Here is the link I am working with.
https://en.wikipedia.org/wiki/List_of_current_members_of_the_United_States_Senate
Here is my code.
import requests
from bs4 import BeautifulSoup
link = "https://en.wikipedia.org/wiki/List_of_current_members_of_the_United_States_Senate"
html = requests.get(link).text
# If you do not want to use requests then you can use the following code below
# with urllib (the snippet above). It should not cause any issue."""
soup = BeautifulSoup(html, "lxml")
res = soup.findAll("span", {"class": "fn"})
for r in res:
print("Name: " + r.find('a').text)
table_body=soup.find('senators')
rows = table_body.find_all('tr')
for row in rows:
cols=row.find_all('td')
cols=[x.text.strip() for x in cols]
print(cols)
I am trying to print all tr elements from the table named 'senators'. Also, I am wondering if there is a way to click on links of senators, like 'Richard Shelby' which takes me to this:
https://en.wikipedia.org/wiki/Richard_Shelby
From each link, I want to grab the data under 'Assumed office'. In this case the value is: 'January 3, 2018'. So, ultimately, I want to end up with this:
Richard Shelby May 6, 1934 (age 84) Lawyer U.S. House
Alabama Senate January 3, 1987 2022
Assumed office: January 3, 2018
All I can get now is the name of each senator printed out.

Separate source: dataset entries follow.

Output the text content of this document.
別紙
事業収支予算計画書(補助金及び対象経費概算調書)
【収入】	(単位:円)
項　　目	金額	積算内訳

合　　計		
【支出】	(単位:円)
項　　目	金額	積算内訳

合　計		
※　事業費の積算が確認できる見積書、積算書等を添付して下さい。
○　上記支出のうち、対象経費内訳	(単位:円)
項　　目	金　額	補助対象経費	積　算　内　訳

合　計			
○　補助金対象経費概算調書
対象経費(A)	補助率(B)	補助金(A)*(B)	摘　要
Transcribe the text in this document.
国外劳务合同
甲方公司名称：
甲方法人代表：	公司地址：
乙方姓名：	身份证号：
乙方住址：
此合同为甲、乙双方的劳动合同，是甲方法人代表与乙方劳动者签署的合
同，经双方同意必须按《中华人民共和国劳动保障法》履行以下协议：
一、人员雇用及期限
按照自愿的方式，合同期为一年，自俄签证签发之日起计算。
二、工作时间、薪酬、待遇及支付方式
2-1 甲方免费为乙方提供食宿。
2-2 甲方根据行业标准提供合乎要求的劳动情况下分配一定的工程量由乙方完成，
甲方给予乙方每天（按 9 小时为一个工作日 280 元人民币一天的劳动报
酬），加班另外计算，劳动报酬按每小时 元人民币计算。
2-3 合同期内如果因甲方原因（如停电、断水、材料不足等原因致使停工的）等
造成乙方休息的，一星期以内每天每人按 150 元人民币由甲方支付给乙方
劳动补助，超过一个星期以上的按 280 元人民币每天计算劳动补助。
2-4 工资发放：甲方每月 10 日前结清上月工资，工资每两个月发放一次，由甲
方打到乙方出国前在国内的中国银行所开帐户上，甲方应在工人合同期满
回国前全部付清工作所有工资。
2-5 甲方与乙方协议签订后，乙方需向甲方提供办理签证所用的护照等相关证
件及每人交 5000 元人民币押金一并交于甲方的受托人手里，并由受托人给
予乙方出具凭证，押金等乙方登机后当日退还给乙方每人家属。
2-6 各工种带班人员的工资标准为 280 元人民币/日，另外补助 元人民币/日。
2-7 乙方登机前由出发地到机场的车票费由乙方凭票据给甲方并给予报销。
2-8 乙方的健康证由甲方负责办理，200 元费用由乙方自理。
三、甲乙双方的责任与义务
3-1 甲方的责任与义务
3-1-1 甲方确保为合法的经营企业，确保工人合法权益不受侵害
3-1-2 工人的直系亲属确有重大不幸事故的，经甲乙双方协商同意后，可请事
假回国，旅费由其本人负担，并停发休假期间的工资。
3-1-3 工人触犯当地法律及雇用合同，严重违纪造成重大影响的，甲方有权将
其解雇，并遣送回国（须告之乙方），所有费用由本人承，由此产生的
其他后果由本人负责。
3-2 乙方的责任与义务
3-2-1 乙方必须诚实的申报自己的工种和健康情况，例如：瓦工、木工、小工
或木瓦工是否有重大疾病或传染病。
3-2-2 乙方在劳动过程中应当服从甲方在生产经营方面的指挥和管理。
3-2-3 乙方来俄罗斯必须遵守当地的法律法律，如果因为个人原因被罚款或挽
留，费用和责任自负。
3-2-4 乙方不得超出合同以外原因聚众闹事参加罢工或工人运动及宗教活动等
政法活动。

In order to locate the "Senators" table, you can first find the corresponding "Senators" label and then get the first following table element:
soup.find(id='Senators').find_next("table")
Now, in order to get the data row by row, you would have to account for the cells with a "rowspan" which stretch across multiple rows. You can either follow the approaches suggested at What should I do when <tr> has rowspan, or the implementation I provide below (not ideal but works in your case).
import copy
import requests
from bs4 import BeautifulSoup
link = "https://en.wikipedia.org/wiki/List_of_current_members_of_the_United_States_Senate"
with requests.Session() as session:
html = session.get(link).text
soup = BeautifulSoup(html, "lxml")
senators_table = soup.find(id='Senators').find_next("table")
headers = [td.get_text(strip=True) for td in senators_table.tr('th')]
rows = senators_table.find_all('tr')
# pre-process table to account for rowspan, TODO: extract into a function
for row_index, tr in enumerate(rows):
for cell_index, td in enumerate(tr('td')):
if 'rowspan' in td.attrs:
rowspan = int(td['rowspan'])
del td.attrs['rowspan']
# insert same td into subsequent rows
for index in range(row_index + 1, row_index + rowspan):
try:
rows[index]('td')[cell_index].insert_after(copy.copy(td))
except IndexError:
continue
# extracting the desired data
rows = senators_table.find_all('tr')[1:]
for row in rows:
cells = [td.get_text(strip=True) for td in row('td')]
print(dict(zip(headers, cells)))
If you want to, then, follow the links to senator "profile" pages, you would first need to extract the link out of the appropriate cell in a row and then use session.get() to "navigate" to it, something along these lines:
senator_link = row.find_all('td')[3].a['href']
senator_link = urljoin(link, senator_link)
response = session.get(senator_link)
soup = BeautifulSoup(response.content, "lxml")
# TODO: parse
where urljoin is imported as:
from urllib.parse import urljoin
Also, FYI, one of the reasons to use requests.Session() here is to optimize making requests to the same host:
The Session object allows you to persist certain parameters across requests. It also persists cookies across all requests made from the Session instance, and will use urllib3’s connection pooling. So if you’re making several requests to the same host, the underlying TCP connection will be reused, which can result in a significant performance increase
There is also an another way to get the tabular data parsed - .read_html() from pandas. You could do:
import pandas as pd
df = pd.read_html(str(senators_table))[0]
print(df.head())
to get the desired table as a dataframe.